- Война кончилась, а он сидит. Махмед-бей его зовут; простой онбаши . Их там где-то на Кавказе взяли в плен сразу целую роту, и поместили в Батуме. Когда перемирие назначили, тамошний полицмейстер стал собирать с пленных деньги, за то, что их домой отправляют, представляете! А у этого денег не было, его наши казаки уже ограбили до того. И полицмейстер написал какую-то бумагу и отправил Махмед-бея в Сибирь. Думаю - с целью остальным острастку дать, чтобы платили исправнее. Так и сидит турка с тех пор. Я нарочно полюбопытствовал, разыскал у нас в канцелярии ту бумагу. В ней написано, что сей человек схвачен в расположении войск переодетый пастухом. Шпион, значит. А подписи за коменданта района и за секретаря одной рукой, и без приложения печати. Явная липа!
- А писать наверх он не пытался?
- Ха! Здесь напишешь… Махмед дважды подавал прошения на высочайшее имя, но кому? Кандыбе. В первый раз выпороли, во второй в карцер на месяц посадили. Больше уж он и не пытался. Кстати, - обернулся Наговицын к Лыкову, - что у тебя вышло вчера с нашим майором?
- Хотел у него в город отпроситься, в торговые бани. Три недели не мылись.
- И как?
- Чуть не выпорол. Спасибо помощнику - отговорил.
- Да, с Кандыбой шутки плохи. Натуральный зверь! Вечно херый , лопает с утра до вечера да арестантов лупцует. Но интересы свои ещё как блюдет: за деньги с него что хошь можно получить.

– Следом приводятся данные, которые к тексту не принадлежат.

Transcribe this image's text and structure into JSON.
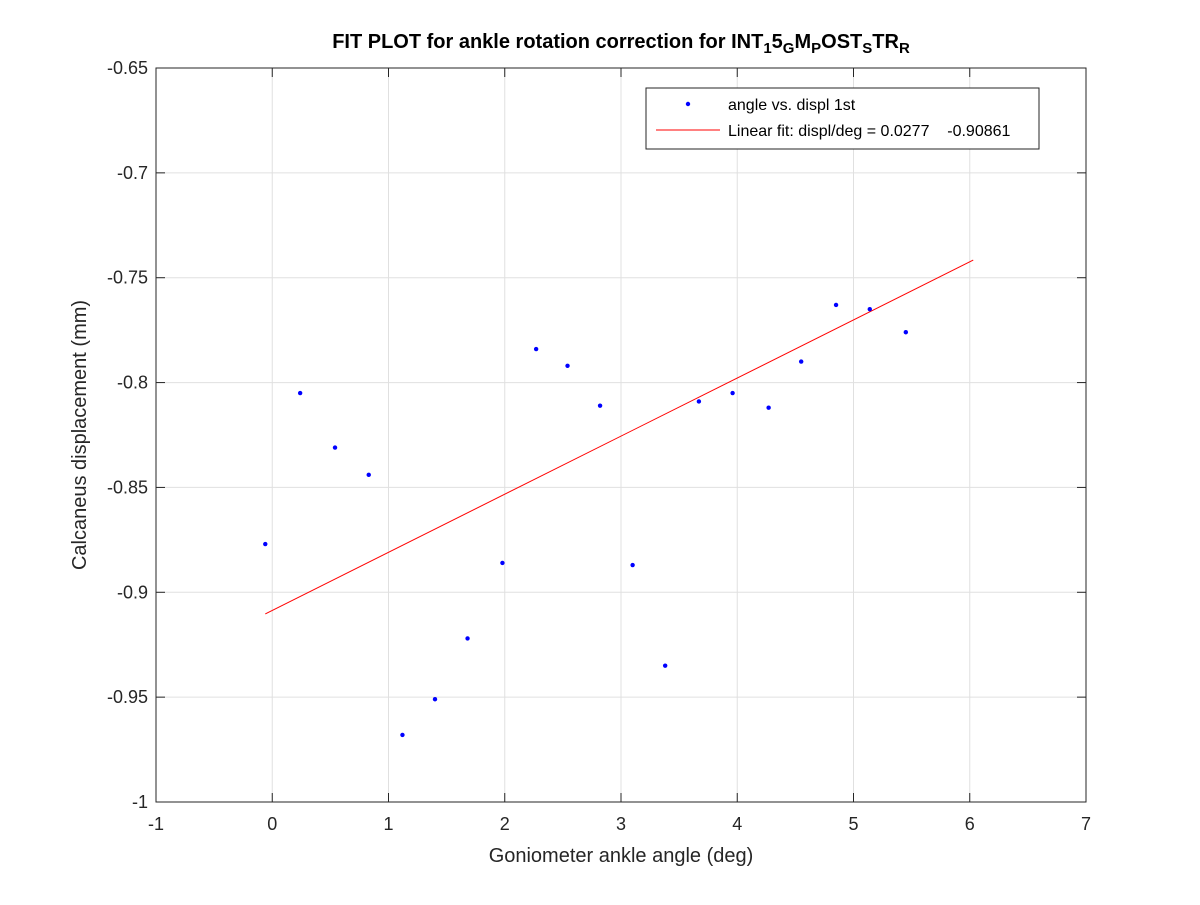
{
  "chart_data": {
    "type": "scatter",
    "title_parts": [
      {
        "text": "FIT PLOT for ankle rotation correction for INT",
        "sub": false
      },
      {
        "text": "1",
        "sub": true
      },
      {
        "text": "5",
        "sub": false
      },
      {
        "text": "G",
        "sub": true
      },
      {
        "text": "M",
        "sub": false
      },
      {
        "text": "P",
        "sub": true
      },
      {
        "text": "OST",
        "sub": false
      },
      {
        "text": "S",
        "sub": true
      },
      {
        "text": "TR",
        "sub": false
      },
      {
        "text": "R",
        "sub": true
      }
    ],
    "xlabel": "Goniometer ankle angle (deg)",
    "ylabel": "Calcaneus displacement (mm)",
    "xlim": [
      -1,
      7
    ],
    "ylim": [
      -1,
      -0.65
    ],
    "xticks": [
      -1,
      0,
      1,
      2,
      3,
      4,
      5,
      6,
      7
    ],
    "xtick_labels": [
      "-1",
      "0",
      "1",
      "2",
      "3",
      "4",
      "5",
      "6",
      "7"
    ],
    "yticks": [
      -0.65,
      -0.7,
      -0.75,
      -0.8,
      -0.85,
      -0.9,
      -0.95,
      -1
    ],
    "ytick_labels": [
      "-0.65",
      "-0.7",
      "-0.75",
      "-0.8",
      "-0.85",
      "-0.9",
      "-0.95",
      "-1"
    ],
    "grid": true,
    "legend_position": "top-right",
    "series": [
      {
        "name": "angle vs. displ 1st",
        "kind": "points",
        "color": "#0000ff",
        "x": [
          -0.06,
          0.24,
          0.54,
          0.83,
          1.12,
          1.4,
          1.68,
          1.98,
          2.27,
          2.54,
          2.82,
          3.1,
          3.38,
          3.67,
          3.96,
          4.27,
          4.55,
          4.85,
          5.14,
          5.45
        ],
        "y": [
          -0.877,
          -0.805,
          -0.831,
          -0.844,
          -0.968,
          -0.951,
          -0.922,
          -0.886,
          -0.784,
          -0.792,
          -0.811,
          -0.887,
          -0.935,
          -0.809,
          -0.805,
          -0.812,
          -0.79,
          -0.763,
          -0.765,
          -0.776
        ]
      },
      {
        "name": "Linear fit: displ/deg = 0.0277    -0.90861",
        "kind": "line",
        "color": "#ff0000",
        "x": [
          -0.06,
          6.03
        ],
        "y": [
          -0.9103,
          -0.7416
        ]
      }
    ]
  }
}
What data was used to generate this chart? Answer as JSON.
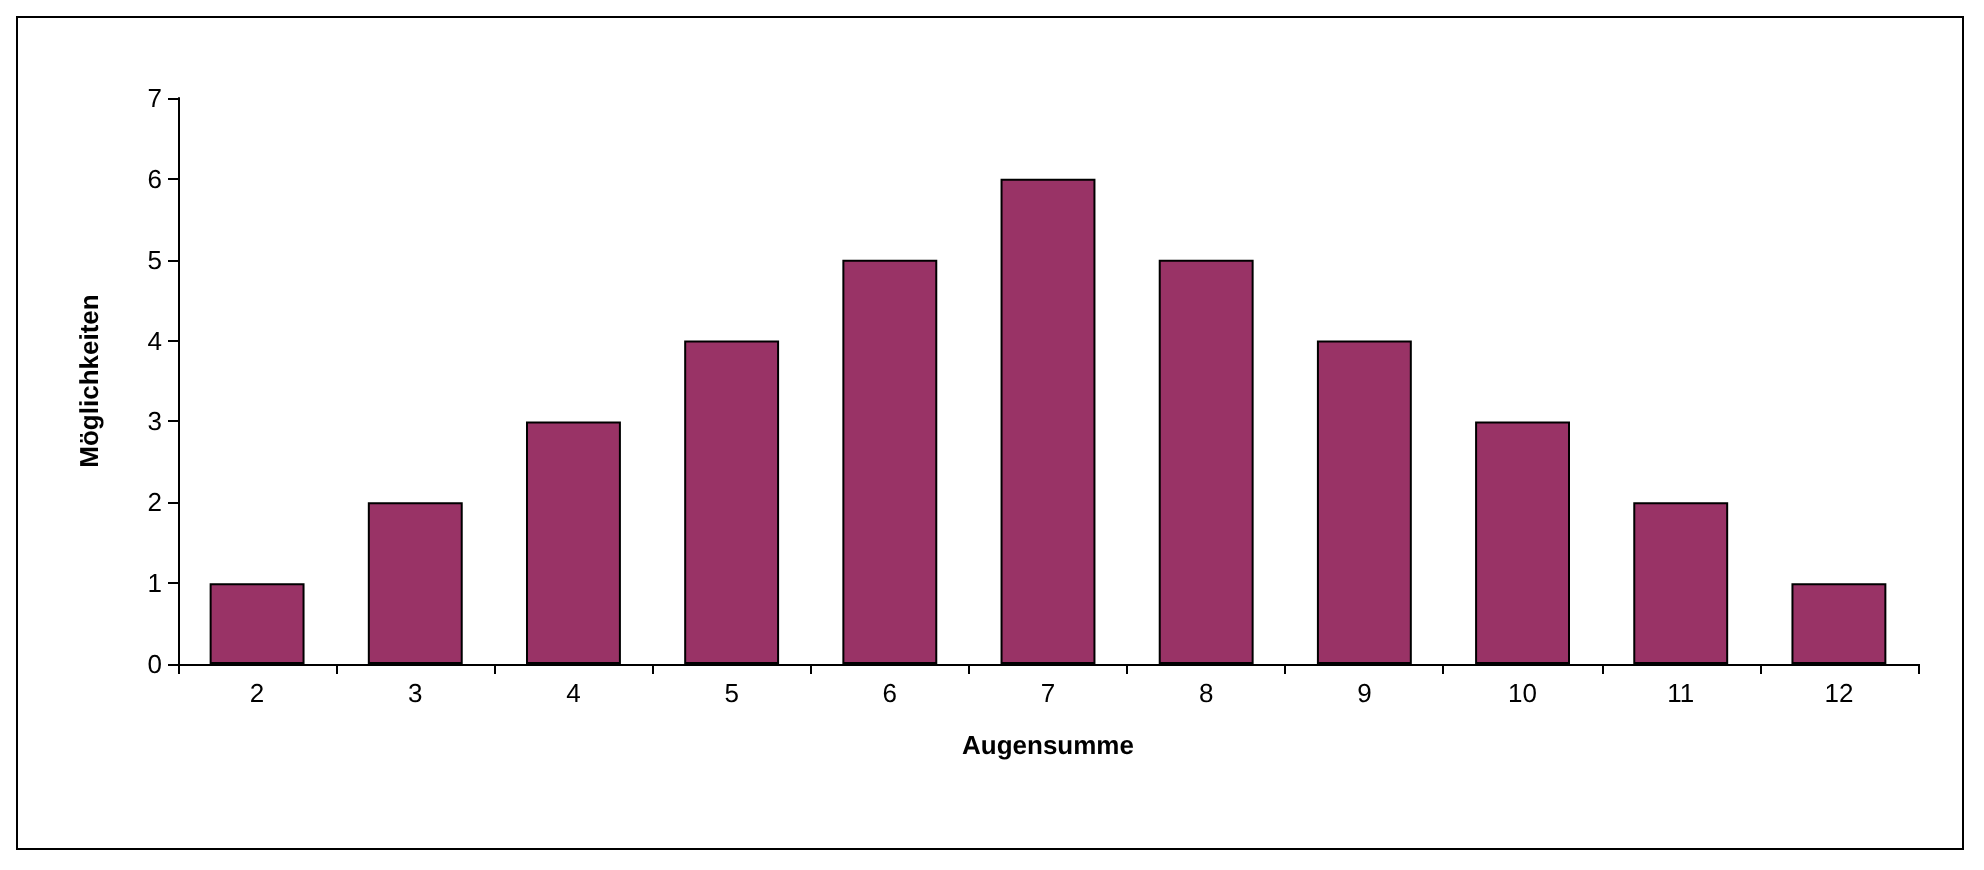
{
  "chart_data": {
    "type": "bar",
    "xlabel": "Augensumme",
    "ylabel": "Möglichkeiten",
    "categories": [
      "2",
      "3",
      "4",
      "5",
      "6",
      "7",
      "8",
      "9",
      "10",
      "11",
      "12"
    ],
    "values": [
      1,
      2,
      3,
      4,
      5,
      6,
      5,
      4,
      3,
      2,
      1
    ],
    "color": "#993366",
    "ylim": [
      0,
      7
    ],
    "yticks": [
      0,
      1,
      2,
      3,
      4,
      5,
      6,
      7
    ],
    "grid": false
  }
}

Тут в лазарете богатый скопец прохлаждается. Год уже отдыхает от этапов. Кандыба старается объявить его больным и выпустить на поселение, но доктор пока держится. Дожмёт! там такие деньги проплачены…
- А помощник, что меня отстоял, каков?
- Щастьев совсем другой.
- Либерал?
- Вот уж нет. Потачки никому не даст; мужчина строгий. Но по делу, а не из дури, как смотритель. Справедливый. Тюрьма его уважает. Вот бы кому на место Кандыбы, но майор наш хоть и пьяница, однако хитрый. Внутри забора он дал помощнику, почитай, полную власть - чтобы самому службой не заниматься. Но наружу ни одна бумага без его подписи не выходит, хотя их сочиняет все тот же Щастьев. Три года Кандыба в отпуску не был! Боится - останется Платон Серафимович за него, начальство и обнаружит, кто чего стоит. Так что, сидеть Щастьеву в помощниках до майорского пенсиона… И насчет бани к нему иди, а майора избегай.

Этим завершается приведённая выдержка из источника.